I have recently completed reading Food First, the influential book by Frances Moore Lappe and Joseph Collins of the Institute for Food and Development Policy that was first published in the 1970s. The book has lost little of its's power and if anything, the tragedy of the wasted opportunities of the last 30 years make it even more relevant.

The central message, that poverty and hunger are not chiefly about "over-population" or "primitiveness" or "resistance to change", still less about lack of "free trade" or access for Western multinationals. We still read these excuses wheeled out in the daily mass media. The chief causes behind poverty and hunger are the political and economic systems of both the developed and developing worlds that chain the vast majority to the route most favouring the ruling oligarchy. Corrupt local elites and global capitalism work in concert. The continued existence of this state of affairs rests to a large extent on the continued acceptance of a cynical and fatalistic attitude to human nature which is peddled by the mouthpieces of the ruling elites. But Moore Lappe's and Collins' book was a positive intervention by people who believed that ordinary people could, and should, make a difference.

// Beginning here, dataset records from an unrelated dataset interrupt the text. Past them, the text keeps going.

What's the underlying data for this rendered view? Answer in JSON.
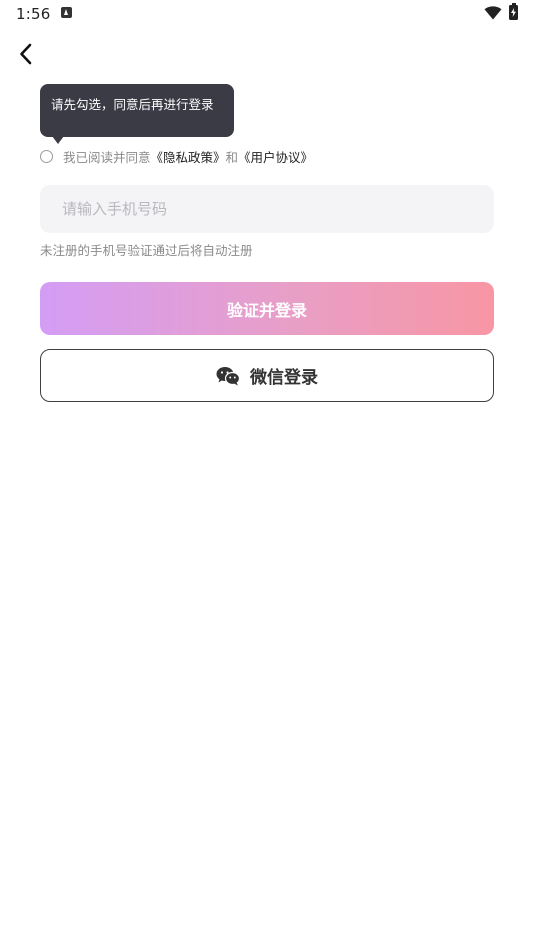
{
  "status_bar": {
    "time": "1:56"
  },
  "icons": {
    "back": "chevron-left-icon",
    "notification": "app-notification-icon",
    "wifi": "wifi-icon",
    "battery": "battery-charging-icon",
    "wechat": "wechat-icon"
  },
  "tooltip": {
    "text": "请先勾选，同意后再进行登录"
  },
  "agreement": {
    "prefix": "我已阅读并同意",
    "privacy_policy": "《隐私政策》",
    "conjunction": "和",
    "user_agreement": "《用户协议》",
    "checked": false
  },
  "phone_input": {
    "value": "",
    "placeholder": "请输入手机号码"
  },
  "hint": "未注册的手机号验证通过后将自动注册",
  "buttons": {
    "verify_login": "验证并登录",
    "wechat_login": "微信登录"
  },
  "colors": {
    "gradient_start": "#d49df5",
    "gradient_end": "#f896a4",
    "tooltip_bg": "#3a3b45",
    "input_bg": "#f4f4f6"
  }
}
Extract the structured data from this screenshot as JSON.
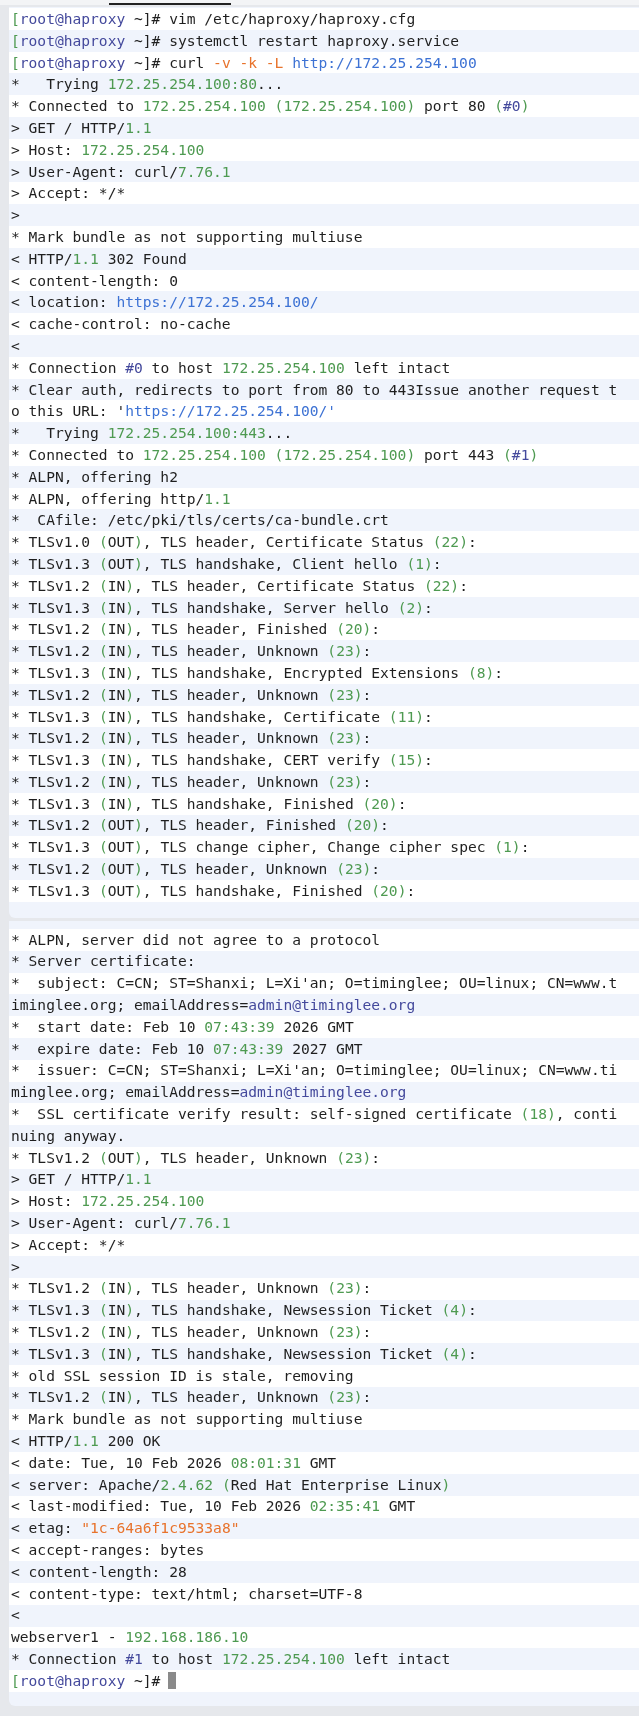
{
  "panels": [
    {
      "lines": [
        {
          "segs": [
            {
              "kind": "accent",
              "text": "["
            },
            {
              "kind": "ref",
              "text": "root@haproxy"
            },
            {
              "kind": "plain",
              "text": " ~]# vim /etc/haproxy/haproxy.cfg"
            }
          ]
        },
        {
          "segs": [
            {
              "kind": "accent",
              "text": "["
            },
            {
              "kind": "ref",
              "text": "root@haproxy"
            },
            {
              "kind": "plain",
              "text": " ~]# systemctl restart haproxy.service"
            }
          ]
        },
        {
          "segs": [
            {
              "kind": "accent",
              "text": "["
            },
            {
              "kind": "ref",
              "text": "root@haproxy"
            },
            {
              "kind": "plain",
              "text": " ~]# curl "
            },
            {
              "kind": "literal",
              "text": "-v -k -L "
            },
            {
              "kind": "url",
              "text": "http://172.25.254.100"
            }
          ]
        },
        {
          "segs": [
            {
              "kind": "plain",
              "text": "*   Trying "
            },
            {
              "kind": "accent",
              "text": "172.25.254.100:80"
            },
            {
              "kind": "plain",
              "text": "..."
            }
          ]
        },
        {
          "segs": [
            {
              "kind": "plain",
              "text": "* Connected to "
            },
            {
              "kind": "accent",
              "text": "172.25.254.100 (172.25.254.100)"
            },
            {
              "kind": "plain",
              "text": " port 80 "
            },
            {
              "kind": "accent",
              "text": "("
            },
            {
              "kind": "ref",
              "text": "#0"
            },
            {
              "kind": "accent",
              "text": ")"
            }
          ]
        },
        {
          "segs": [
            {
              "kind": "plain",
              "text": "> GET / HTTP/"
            },
            {
              "kind": "accent",
              "text": "1.1"
            }
          ]
        },
        {
          "segs": [
            {
              "kind": "plain",
              "text": "> Host: "
            },
            {
              "kind": "accent",
              "text": "172.25.254.100"
            }
          ]
        },
        {
          "segs": [
            {
              "kind": "plain",
              "text": "> User-Agent: curl/"
            },
            {
              "kind": "accent",
              "text": "7.76.1"
            }
          ]
        },
        {
          "segs": [
            {
              "kind": "plain",
              "text": "> Accept: */*"
            }
          ]
        },
        {
          "segs": [
            {
              "kind": "plain",
              "text": ">"
            }
          ]
        },
        {
          "segs": [
            {
              "kind": "plain",
              "text": "* Mark bundle as not supporting multiuse"
            }
          ]
        },
        {
          "segs": [
            {
              "kind": "plain",
              "text": "< HTTP/"
            },
            {
              "kind": "accent",
              "text": "1.1"
            },
            {
              "kind": "plain",
              "text": " 302 Found"
            }
          ]
        },
        {
          "segs": [
            {
              "kind": "plain",
              "text": "< content-length: 0"
            }
          ]
        },
        {
          "segs": [
            {
              "kind": "plain",
              "text": "< location: "
            },
            {
              "kind": "url",
              "text": "https://172.25.254.100/"
            }
          ]
        },
        {
          "segs": [
            {
              "kind": "plain",
              "text": "< cache-control: no-cache"
            }
          ]
        },
        {
          "segs": [
            {
              "kind": "plain",
              "text": "<"
            }
          ]
        },
        {
          "segs": [
            {
              "kind": "plain",
              "text": "* Connection "
            },
            {
              "kind": "ref",
              "text": "#0"
            },
            {
              "kind": "plain",
              "text": " to host "
            },
            {
              "kind": "accent",
              "text": "172.25.254.100"
            },
            {
              "kind": "plain",
              "text": " left intact"
            }
          ]
        },
        {
          "segs": [
            {
              "kind": "plain",
              "text": "* Clear auth, redirects to port from 80 to 443Issue another request t"
            }
          ]
        },
        {
          "segs": [
            {
              "kind": "plain",
              "text": "o this URL: '"
            },
            {
              "kind": "url",
              "text": "https://172.25.254.100/'"
            }
          ]
        },
        {
          "segs": [
            {
              "kind": "plain",
              "text": "*   Trying "
            },
            {
              "kind": "accent",
              "text": "172.25.254.100:443"
            },
            {
              "kind": "plain",
              "text": "..."
            }
          ]
        },
        {
          "segs": [
            {
              "kind": "plain",
              "text": "* Connected to "
            },
            {
              "kind": "accent",
              "text": "172.25.254.100 (172.25.254.100)"
            },
            {
              "kind": "plain",
              "text": " port 443 "
            },
            {
              "kind": "accent",
              "text": "("
            },
            {
              "kind": "ref",
              "text": "#1"
            },
            {
              "kind": "accent",
              "text": ")"
            }
          ]
        },
        {
          "segs": [
            {
              "kind": "plain",
              "text": "* ALPN, offering h2"
            }
          ]
        },
        {
          "segs": [
            {
              "kind": "plain",
              "text": "* ALPN, offering http/"
            },
            {
              "kind": "accent",
              "text": "1.1"
            }
          ]
        },
        {
          "segs": [
            {
              "kind": "plain",
              "text": "*  CAfile: /etc/pki/tls/certs/ca-bundle.crt"
            }
          ]
        },
        {
          "segs": [
            {
              "kind": "plain",
              "text": "* TLSv1.0 "
            },
            {
              "kind": "accent",
              "text": "("
            },
            {
              "kind": "plain",
              "text": "OUT"
            },
            {
              "kind": "accent",
              "text": ")"
            },
            {
              "kind": "plain",
              "text": ", TLS header, Certificate Status "
            },
            {
              "kind": "accent",
              "text": "(22)"
            },
            {
              "kind": "plain",
              "text": ":"
            }
          ]
        },
        {
          "segs": [
            {
              "kind": "plain",
              "text": "* TLSv1.3 "
            },
            {
              "kind": "accent",
              "text": "("
            },
            {
              "kind": "plain",
              "text": "OUT"
            },
            {
              "kind": "accent",
              "text": ")"
            },
            {
              "kind": "plain",
              "text": ", TLS handshake, Client hello "
            },
            {
              "kind": "accent",
              "text": "(1)"
            },
            {
              "kind": "plain",
              "text": ":"
            }
          ]
        },
        {
          "segs": [
            {
              "kind": "plain",
              "text": "* TLSv1.2 "
            },
            {
              "kind": "accent",
              "text": "("
            },
            {
              "kind": "plain",
              "text": "IN"
            },
            {
              "kind": "accent",
              "text": ")"
            },
            {
              "kind": "plain",
              "text": ", TLS header, Certificate Status "
            },
            {
              "kind": "accent",
              "text": "(22)"
            },
            {
              "kind": "plain",
              "text": ":"
            }
          ]
        },
        {
          "segs": [
            {
              "kind": "plain",
              "text": "* TLSv1.3 "
            },
            {
              "kind": "accent",
              "text": "("
            },
            {
              "kind": "plain",
              "text": "IN"
            },
            {
              "kind": "accent",
              "text": ")"
            },
            {
              "kind": "plain",
              "text": ", TLS handshake, Server hello "
            },
            {
              "kind": "accent",
              "text": "(2)"
            },
            {
              "kind": "plain",
              "text": ":"
            }
          ]
        },
        {
          "segs": [
            {
              "kind": "plain",
              "text": "* TLSv1.2 "
            },
            {
              "kind": "accent",
              "text": "("
            },
            {
              "kind": "plain",
              "text": "IN"
            },
            {
              "kind": "accent",
              "text": ")"
            },
            {
              "kind": "plain",
              "text": ", TLS header, Finished "
            },
            {
              "kind": "accent",
              "text": "(20)"
            },
            {
              "kind": "plain",
              "text": ":"
            }
          ]
        },
        {
          "segs": [
            {
              "kind": "plain",
              "text": "* TLSv1.2 "
            },
            {
              "kind": "accent",
              "text": "("
            },
            {
              "kind": "plain",
              "text": "IN"
            },
            {
              "kind": "accent",
              "text": ")"
            },
            {
              "kind": "plain",
              "text": ", TLS header, Unknown "
            },
            {
              "kind": "accent",
              "text": "(23)"
            },
            {
              "kind": "plain",
              "text": ":"
            }
          ]
        },
        {
          "segs": [
            {
              "kind": "plain",
              "text": "* TLSv1.3 "
            },
            {
              "kind": "accent",
              "text": "("
            },
            {
              "kind": "plain",
              "text": "IN"
            },
            {
              "kind": "accent",
              "text": ")"
            },
            {
              "kind": "plain",
              "text": ", TLS handshake, Encrypted Extensions "
            },
            {
              "kind": "accent",
              "text": "(8)"
            },
            {
              "kind": "plain",
              "text": ":"
            }
          ]
        },
        {
          "segs": [
            {
              "kind": "plain",
              "text": "* TLSv1.2 "
            },
            {
              "kind": "accent",
              "text": "("
            },
            {
              "kind": "plain",
              "text": "IN"
            },
            {
              "kind": "accent",
              "text": ")"
            },
            {
              "kind": "plain",
              "text": ", TLS header, Unknown "
            },
            {
              "kind": "accent",
              "text": "(23)"
            },
            {
              "kind": "plain",
              "text": ":"
            }
          ]
        },
        {
          "segs": [
            {
              "kind": "plain",
              "text": "* TLSv1.3 "
            },
            {
              "kind": "accent",
              "text": "("
            },
            {
              "kind": "plain",
              "text": "IN"
            },
            {
              "kind": "accent",
              "text": ")"
            },
            {
              "kind": "plain",
              "text": ", TLS handshake, Certificate "
            },
            {
              "kind": "accent",
              "text": "(11)"
            },
            {
              "kind": "plain",
              "text": ":"
            }
          ]
        },
        {
          "segs": [
            {
              "kind": "plain",
              "text": "* TLSv1.2 "
            },
            {
              "kind": "accent",
              "text": "("
            },
            {
              "kind": "plain",
              "text": "IN"
            },
            {
              "kind": "accent",
              "text": ")"
            },
            {
              "kind": "plain",
              "text": ", TLS header, Unknown "
            },
            {
              "kind": "accent",
              "text": "(23)"
            },
            {
              "kind": "plain",
              "text": ":"
            }
          ]
        },
        {
          "segs": [
            {
              "kind": "plain",
              "text": "* TLSv1.3 "
            },
            {
              "kind": "accent",
              "text": "("
            },
            {
              "kind": "plain",
              "text": "IN"
            },
            {
              "kind": "accent",
              "text": ")"
            },
            {
              "kind": "plain",
              "text": ", TLS handshake, CERT verify "
            },
            {
              "kind": "accent",
              "text": "(15)"
            },
            {
              "kind": "plain",
              "text": ":"
            }
          ]
        },
        {
          "segs": [
            {
              "kind": "plain",
              "text": "* TLSv1.2 "
            },
            {
              "kind": "accent",
              "text": "("
            },
            {
              "kind": "plain",
              "text": "IN"
            },
            {
              "kind": "accent",
              "text": ")"
            },
            {
              "kind": "plain",
              "text": ", TLS header, Unknown "
            },
            {
              "kind": "accent",
              "text": "(23)"
            },
            {
              "kind": "plain",
              "text": ":"
            }
          ]
        },
        {
          "segs": [
            {
              "kind": "plain",
              "text": "* TLSv1.3 "
            },
            {
              "kind": "accent",
              "text": "("
            },
            {
              "kind": "plain",
              "text": "IN"
            },
            {
              "kind": "accent",
              "text": ")"
            },
            {
              "kind": "plain",
              "text": ", TLS handshake, Finished "
            },
            {
              "kind": "accent",
              "text": "(20)"
            },
            {
              "kind": "plain",
              "text": ":"
            }
          ]
        },
        {
          "segs": [
            {
              "kind": "plain",
              "text": "* TLSv1.2 "
            },
            {
              "kind": "accent",
              "text": "("
            },
            {
              "kind": "plain",
              "text": "OUT"
            },
            {
              "kind": "accent",
              "text": ")"
            },
            {
              "kind": "plain",
              "text": ", TLS header, Finished "
            },
            {
              "kind": "accent",
              "text": "(20)"
            },
            {
              "kind": "plain",
              "text": ":"
            }
          ]
        },
        {
          "segs": [
            {
              "kind": "plain",
              "text": "* TLSv1.3 "
            },
            {
              "kind": "accent",
              "text": "("
            },
            {
              "kind": "plain",
              "text": "OUT"
            },
            {
              "kind": "accent",
              "text": ")"
            },
            {
              "kind": "plain",
              "text": ", TLS change cipher, Change cipher spec "
            },
            {
              "kind": "accent",
              "text": "(1)"
            },
            {
              "kind": "plain",
              "text": ":"
            }
          ]
        },
        {
          "segs": [
            {
              "kind": "plain",
              "text": "* TLSv1.2 "
            },
            {
              "kind": "accent",
              "text": "("
            },
            {
              "kind": "plain",
              "text": "OUT"
            },
            {
              "kind": "accent",
              "text": ")"
            },
            {
              "kind": "plain",
              "text": ", TLS header, Unknown "
            },
            {
              "kind": "accent",
              "text": "(23)"
            },
            {
              "kind": "plain",
              "text": ":"
            }
          ]
        },
        {
          "segs": [
            {
              "kind": "plain",
              "text": "* TLSv1.3 "
            },
            {
              "kind": "accent",
              "text": "("
            },
            {
              "kind": "plain",
              "text": "OUT"
            },
            {
              "kind": "accent",
              "text": ")"
            },
            {
              "kind": "plain",
              "text": ", TLS handshake, Finished "
            },
            {
              "kind": "accent",
              "text": "(20)"
            },
            {
              "kind": "plain",
              "text": ":"
            }
          ]
        }
      ]
    },
    {
      "lines": [
        {
          "segs": [
            {
              "kind": "plain",
              "text": "* ALPN, server did not agree to a protocol"
            }
          ]
        },
        {
          "segs": [
            {
              "kind": "plain",
              "text": "* Server certificate:"
            }
          ]
        },
        {
          "segs": [
            {
              "kind": "plain",
              "text": "*  subject: C=CN; ST=Shanxi; L=Xi'an; O=timinglee; OU=linux; CN=www.t"
            }
          ]
        },
        {
          "segs": [
            {
              "kind": "plain",
              "text": "iminglee.org; emailAddress="
            },
            {
              "kind": "ref",
              "text": "admin@timinglee.org"
            }
          ]
        },
        {
          "segs": [
            {
              "kind": "plain",
              "text": "*  start date: Feb 10 "
            },
            {
              "kind": "accent",
              "text": "07:43:39"
            },
            {
              "kind": "plain",
              "text": " 2026 GMT"
            }
          ]
        },
        {
          "segs": [
            {
              "kind": "plain",
              "text": "*  expire date: Feb 10 "
            },
            {
              "kind": "accent",
              "text": "07:43:39"
            },
            {
              "kind": "plain",
              "text": " 2027 GMT"
            }
          ]
        },
        {
          "segs": [
            {
              "kind": "plain",
              "text": "*  issuer: C=CN; ST=Shanxi; L=Xi'an; O=timinglee; OU=linux; CN=www.ti"
            }
          ]
        },
        {
          "segs": [
            {
              "kind": "plain",
              "text": "minglee.org; emailAddress="
            },
            {
              "kind": "ref",
              "text": "admin@timinglee.org"
            }
          ]
        },
        {
          "segs": [
            {
              "kind": "plain",
              "text": "*  SSL certificate verify result: self-signed certificate "
            },
            {
              "kind": "accent",
              "text": "(18)"
            },
            {
              "kind": "plain",
              "text": ", conti"
            }
          ]
        },
        {
          "segs": [
            {
              "kind": "plain",
              "text": "nuing anyway."
            }
          ]
        },
        {
          "segs": [
            {
              "kind": "plain",
              "text": "* TLSv1.2 "
            },
            {
              "kind": "accent",
              "text": "("
            },
            {
              "kind": "plain",
              "text": "OUT"
            },
            {
              "kind": "accent",
              "text": ")"
            },
            {
              "kind": "plain",
              "text": ", TLS header, Unknown "
            },
            {
              "kind": "accent",
              "text": "(23)"
            },
            {
              "kind": "plain",
              "text": ":"
            }
          ]
        },
        {
          "segs": [
            {
              "kind": "plain",
              "text": "> GET / HTTP/"
            },
            {
              "kind": "accent",
              "text": "1.1"
            }
          ]
        },
        {
          "segs": [
            {
              "kind": "plain",
              "text": "> Host: "
            },
            {
              "kind": "accent",
              "text": "172.25.254.100"
            }
          ]
        },
        {
          "segs": [
            {
              "kind": "plain",
              "text": "> User-Agent: curl/"
            },
            {
              "kind": "accent",
              "text": "7.76.1"
            }
          ]
        },
        {
          "segs": [
            {
              "kind": "plain",
              "text": "> Accept: */*"
            }
          ]
        },
        {
          "segs": [
            {
              "kind": "plain",
              "text": ">"
            }
          ]
        },
        {
          "segs": [
            {
              "kind": "plain",
              "text": "* TLSv1.2 "
            },
            {
              "kind": "accent",
              "text": "("
            },
            {
              "kind": "plain",
              "text": "IN"
            },
            {
              "kind": "accent",
              "text": ")"
            },
            {
              "kind": "plain",
              "text": ", TLS header, Unknown "
            },
            {
              "kind": "accent",
              "text": "(23)"
            },
            {
              "kind": "plain",
              "text": ":"
            }
          ]
        },
        {
          "segs": [
            {
              "kind": "plain",
              "text": "* TLSv1.3 "
            },
            {
              "kind": "accent",
              "text": "("
            },
            {
              "kind": "plain",
              "text": "IN"
            },
            {
              "kind": "accent",
              "text": ")"
            },
            {
              "kind": "plain",
              "text": ", TLS handshake, Newsession Ticket "
            },
            {
              "kind": "accent",
              "text": "(4)"
            },
            {
              "kind": "plain",
              "text": ":"
            }
          ]
        },
        {
          "segs": [
            {
              "kind": "plain",
              "text": "* TLSv1.2 "
            },
            {
              "kind": "accent",
              "text": "("
            },
            {
              "kind": "plain",
              "text": "IN"
            },
            {
              "kind": "accent",
              "text": ")"
            },
            {
              "kind": "plain",
              "text": ", TLS header, Unknown "
            },
            {
              "kind": "accent",
              "text": "(23)"
            },
            {
              "kind": "plain",
              "text": ":"
            }
          ]
        },
        {
          "segs": [
            {
              "kind": "plain",
              "text": "* TLSv1.3 "
            },
            {
              "kind": "accent",
              "text": "("
            },
            {
              "kind": "plain",
              "text": "IN"
            },
            {
              "kind": "accent",
              "text": ")"
            },
            {
              "kind": "plain",
              "text": ", TLS handshake, Newsession Ticket "
            },
            {
              "kind": "accent",
              "text": "(4)"
            },
            {
              "kind": "plain",
              "text": ":"
            }
          ]
        },
        {
          "segs": [
            {
              "kind": "plain",
              "text": "* old SSL session ID is stale, removing"
            }
          ]
        },
        {
          "segs": [
            {
              "kind": "plain",
              "text": "* TLSv1.2 "
            },
            {
              "kind": "accent",
              "text": "("
            },
            {
              "kind": "plain",
              "text": "IN"
            },
            {
              "kind": "accent",
              "text": ")"
            },
            {
              "kind": "plain",
              "text": ", TLS header, Unknown "
            },
            {
              "kind": "accent",
              "text": "(23)"
            },
            {
              "kind": "plain",
              "text": ":"
            }
          ]
        },
        {
          "segs": [
            {
              "kind": "plain",
              "text": "* Mark bundle as not supporting multiuse"
            }
          ]
        },
        {
          "segs": [
            {
              "kind": "plain",
              "text": "< HTTP/"
            },
            {
              "kind": "accent",
              "text": "1.1"
            },
            {
              "kind": "plain",
              "text": " 200 OK"
            }
          ]
        },
        {
          "segs": [
            {
              "kind": "plain",
              "text": "< date: Tue, 10 Feb 2026 "
            },
            {
              "kind": "accent",
              "text": "08:01:31"
            },
            {
              "kind": "plain",
              "text": " GMT"
            }
          ]
        },
        {
          "segs": [
            {
              "kind": "plain",
              "text": "< server: Apache/"
            },
            {
              "kind": "accent",
              "text": "2.4.62 ("
            },
            {
              "kind": "plain",
              "text": "Red Hat Enterprise Linux"
            },
            {
              "kind": "accent",
              "text": ")"
            }
          ]
        },
        {
          "segs": [
            {
              "kind": "plain",
              "text": "< last-modified: Tue, 10 Feb 2026 "
            },
            {
              "kind": "accent",
              "text": "02:35:41"
            },
            {
              "kind": "plain",
              "text": " GMT"
            }
          ]
        },
        {
          "segs": [
            {
              "kind": "plain",
              "text": "< etag: "
            },
            {
              "kind": "literal",
              "text": "\"1c-64a6f1c9533a8\""
            }
          ]
        },
        {
          "segs": [
            {
              "kind": "plain",
              "text": "< accept-ranges: bytes"
            }
          ]
        },
        {
          "segs": [
            {
              "kind": "plain",
              "text": "< content-length: 28"
            }
          ]
        },
        {
          "segs": [
            {
              "kind": "plain",
              "text": "< content-type: text/html; charset=UTF-8"
            }
          ]
        },
        {
          "segs": [
            {
              "kind": "plain",
              "text": "<"
            }
          ]
        },
        {
          "segs": [
            {
              "kind": "plain",
              "text": "webserver1 - "
            },
            {
              "kind": "accent",
              "text": "192.168.186.10"
            }
          ]
        },
        {
          "segs": [
            {
              "kind": "plain",
              "text": "* Connection "
            },
            {
              "kind": "ref",
              "text": "#1"
            },
            {
              "kind": "plain",
              "text": " to host "
            },
            {
              "kind": "accent",
              "text": "172.25.254.100"
            },
            {
              "kind": "plain",
              "text": " left intact"
            }
          ]
        },
        {
          "segs": [
            {
              "kind": "accent",
              "text": "["
            },
            {
              "kind": "ref",
              "text": "root@haproxy"
            },
            {
              "kind": "plain",
              "text": " ~]#"
            }
          ],
          "cursor": true
        }
      ]
    }
  ]
}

In their postcript they wrote:

We want you to join us, not simply because of the urgent struggle to construct a just and life-giving society, but because through our own experience we have become certain that none of us can live fully today as long as we are overwhelmed by a false view of the world and a false view of human nature to buttress it. Learning how a system can cause hunger then becomes , not a lesson in misery and deprivation, but a vehicle for a great awakening in our lives.


I recommend the book and further reading from the works of the authors and the IFDP.